FattyNinjaOwl · 04/12/2015 12:56

Lancelottie that's how I will do it. When my seven year old asked why Santa's writing was the same as mine I asked him why he thought it was. His answer, because he's got to make all the presents match.
Fair enough.

teacherwith2kids · 04/12/2015 12:59

" Telling them it's not true even if you still tell them the story isn't the same."

I don't quite understand what you mean.

I must have read 1000s of stories to the DCs when they were small. I never started with 'By the way, this story isn't true'.... Equally, when I read (many) stories about Father Christmas, I didn't start with 'By the way, this isn't true'.

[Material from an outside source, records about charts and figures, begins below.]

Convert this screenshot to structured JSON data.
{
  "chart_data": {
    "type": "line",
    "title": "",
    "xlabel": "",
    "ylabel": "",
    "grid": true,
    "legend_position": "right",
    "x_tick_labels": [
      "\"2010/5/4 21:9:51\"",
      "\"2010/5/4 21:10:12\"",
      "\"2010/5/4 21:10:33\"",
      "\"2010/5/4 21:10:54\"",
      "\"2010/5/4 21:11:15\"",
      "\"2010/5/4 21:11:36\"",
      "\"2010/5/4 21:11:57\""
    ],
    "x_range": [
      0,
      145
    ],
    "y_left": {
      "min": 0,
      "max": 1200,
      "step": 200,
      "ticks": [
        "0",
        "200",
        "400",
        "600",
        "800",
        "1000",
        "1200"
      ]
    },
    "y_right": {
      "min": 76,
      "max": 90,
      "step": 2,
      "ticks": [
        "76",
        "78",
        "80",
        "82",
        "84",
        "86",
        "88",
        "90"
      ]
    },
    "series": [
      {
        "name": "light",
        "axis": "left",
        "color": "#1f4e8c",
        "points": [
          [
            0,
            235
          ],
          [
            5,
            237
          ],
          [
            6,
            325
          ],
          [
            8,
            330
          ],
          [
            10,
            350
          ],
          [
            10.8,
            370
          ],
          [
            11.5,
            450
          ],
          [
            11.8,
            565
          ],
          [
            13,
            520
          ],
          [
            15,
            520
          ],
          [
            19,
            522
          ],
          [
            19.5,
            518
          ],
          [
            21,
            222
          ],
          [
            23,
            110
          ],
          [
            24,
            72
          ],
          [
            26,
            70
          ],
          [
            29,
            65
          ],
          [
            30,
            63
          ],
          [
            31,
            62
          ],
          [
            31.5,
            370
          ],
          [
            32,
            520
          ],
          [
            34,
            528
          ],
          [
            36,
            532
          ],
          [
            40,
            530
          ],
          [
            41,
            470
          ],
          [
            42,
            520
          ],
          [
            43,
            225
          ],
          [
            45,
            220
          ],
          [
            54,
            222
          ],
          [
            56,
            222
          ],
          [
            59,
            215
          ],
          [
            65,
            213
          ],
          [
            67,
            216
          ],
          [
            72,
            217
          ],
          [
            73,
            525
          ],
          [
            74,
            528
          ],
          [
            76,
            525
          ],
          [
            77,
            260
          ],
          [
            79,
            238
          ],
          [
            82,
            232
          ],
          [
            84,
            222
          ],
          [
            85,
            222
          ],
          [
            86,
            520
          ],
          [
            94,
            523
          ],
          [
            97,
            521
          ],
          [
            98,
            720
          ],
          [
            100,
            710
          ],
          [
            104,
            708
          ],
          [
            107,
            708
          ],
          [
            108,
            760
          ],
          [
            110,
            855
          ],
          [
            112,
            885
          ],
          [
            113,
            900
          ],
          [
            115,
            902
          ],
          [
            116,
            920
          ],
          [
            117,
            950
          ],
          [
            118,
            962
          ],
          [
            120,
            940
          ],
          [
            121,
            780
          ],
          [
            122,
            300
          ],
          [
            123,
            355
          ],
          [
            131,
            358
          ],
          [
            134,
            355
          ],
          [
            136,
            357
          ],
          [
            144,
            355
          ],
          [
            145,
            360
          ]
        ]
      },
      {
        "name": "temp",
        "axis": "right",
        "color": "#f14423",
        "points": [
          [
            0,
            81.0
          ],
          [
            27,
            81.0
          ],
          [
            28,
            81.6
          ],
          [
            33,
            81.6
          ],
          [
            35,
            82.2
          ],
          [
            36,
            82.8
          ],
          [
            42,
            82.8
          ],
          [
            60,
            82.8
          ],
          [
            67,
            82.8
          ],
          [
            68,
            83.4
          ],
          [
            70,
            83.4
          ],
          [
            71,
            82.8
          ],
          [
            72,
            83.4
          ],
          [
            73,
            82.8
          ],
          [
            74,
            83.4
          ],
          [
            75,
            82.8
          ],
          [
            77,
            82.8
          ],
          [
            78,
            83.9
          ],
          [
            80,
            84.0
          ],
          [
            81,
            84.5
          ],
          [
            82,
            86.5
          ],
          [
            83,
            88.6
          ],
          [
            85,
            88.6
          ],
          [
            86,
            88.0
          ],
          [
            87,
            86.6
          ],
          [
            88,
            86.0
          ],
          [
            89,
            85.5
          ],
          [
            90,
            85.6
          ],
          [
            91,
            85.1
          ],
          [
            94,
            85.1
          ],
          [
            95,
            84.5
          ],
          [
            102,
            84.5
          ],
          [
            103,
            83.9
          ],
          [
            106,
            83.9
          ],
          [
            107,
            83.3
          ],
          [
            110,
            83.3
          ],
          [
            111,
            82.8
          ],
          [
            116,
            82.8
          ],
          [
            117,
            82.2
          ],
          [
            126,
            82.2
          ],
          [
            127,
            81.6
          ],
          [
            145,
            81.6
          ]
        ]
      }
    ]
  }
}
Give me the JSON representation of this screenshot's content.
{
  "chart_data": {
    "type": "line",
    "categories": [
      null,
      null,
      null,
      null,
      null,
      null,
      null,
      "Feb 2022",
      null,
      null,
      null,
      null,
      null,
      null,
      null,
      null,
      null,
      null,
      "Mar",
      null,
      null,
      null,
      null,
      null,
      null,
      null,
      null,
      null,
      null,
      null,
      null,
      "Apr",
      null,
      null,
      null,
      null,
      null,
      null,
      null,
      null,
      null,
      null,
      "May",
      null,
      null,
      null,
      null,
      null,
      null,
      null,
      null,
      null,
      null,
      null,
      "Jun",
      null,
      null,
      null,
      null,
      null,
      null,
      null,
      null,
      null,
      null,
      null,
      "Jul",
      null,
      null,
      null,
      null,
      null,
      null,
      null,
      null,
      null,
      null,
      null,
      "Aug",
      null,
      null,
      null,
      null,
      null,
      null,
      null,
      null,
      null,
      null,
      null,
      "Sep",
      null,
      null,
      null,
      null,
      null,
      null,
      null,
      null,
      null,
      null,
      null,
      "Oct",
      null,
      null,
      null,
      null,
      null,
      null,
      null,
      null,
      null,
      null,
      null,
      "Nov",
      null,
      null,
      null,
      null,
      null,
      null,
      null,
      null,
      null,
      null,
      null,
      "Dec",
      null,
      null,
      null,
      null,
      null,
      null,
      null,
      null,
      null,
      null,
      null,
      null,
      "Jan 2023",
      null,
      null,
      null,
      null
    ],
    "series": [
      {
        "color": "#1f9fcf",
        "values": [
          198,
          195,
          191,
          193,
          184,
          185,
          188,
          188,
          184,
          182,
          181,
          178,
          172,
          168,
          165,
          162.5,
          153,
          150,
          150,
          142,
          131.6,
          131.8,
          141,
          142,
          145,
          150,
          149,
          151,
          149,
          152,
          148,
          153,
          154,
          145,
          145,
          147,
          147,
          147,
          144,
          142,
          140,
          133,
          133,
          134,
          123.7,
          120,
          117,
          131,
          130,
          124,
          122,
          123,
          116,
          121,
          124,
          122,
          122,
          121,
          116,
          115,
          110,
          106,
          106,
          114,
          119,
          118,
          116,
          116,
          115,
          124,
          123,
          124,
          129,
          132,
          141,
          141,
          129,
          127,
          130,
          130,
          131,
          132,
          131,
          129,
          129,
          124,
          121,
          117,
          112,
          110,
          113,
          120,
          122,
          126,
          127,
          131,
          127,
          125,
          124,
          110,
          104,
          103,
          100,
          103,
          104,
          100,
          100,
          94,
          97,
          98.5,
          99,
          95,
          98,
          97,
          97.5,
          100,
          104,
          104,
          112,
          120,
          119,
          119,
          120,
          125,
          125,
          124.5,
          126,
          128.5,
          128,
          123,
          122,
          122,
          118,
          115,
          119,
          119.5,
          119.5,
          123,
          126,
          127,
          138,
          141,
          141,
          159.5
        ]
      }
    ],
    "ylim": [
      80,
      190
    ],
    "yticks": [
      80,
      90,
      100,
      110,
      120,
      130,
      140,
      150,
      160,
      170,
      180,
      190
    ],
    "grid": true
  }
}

What I DIDN'T do was actively say, before and after reading the story, or when playing 'make believe imaginary games' around the story of Father Christmas 'Oh yes, FC is real, not like any of the other characters we read about in stories or we see in plays or on TV'. So when we put up our stockings, it was in exactly the same vein as when we selected the best trees for the big bad Wolf to hide behind on winter walks in the woods, or did 'Going on a bear hunt' across grassy fields - with no more, and no less, sincerity in the make-believe.

Floggingmolly · 04/12/2015 13:04

Oh Jesus, I'm loving the "I come from a family of above average intelligence, so of course we never told our kids Santa was real" angle Hmm
Catch a hold of yourselves, you gobshites (you know who you are)

reni2 · 04/12/2015 13:09

I'd like to add to that, Floggingmolly. Mine are either not all that bright (unlike so many bright sparks they did not twig at 4) or they are emotionally very mature and played along to humour me.

Infinitynose · 04/12/2015 13:15

This amuses me.

I was never told Santa was real and always thought he was a man who came down chimneys. That was from my own imagination. I also believed in fairies and elves as I think lots of children do. I cant remember when became more realistic but it was from my own steam.

My point is a lot of kids will just take it for granted that he's magic without a big song and dance and then realise he's not when they are ready.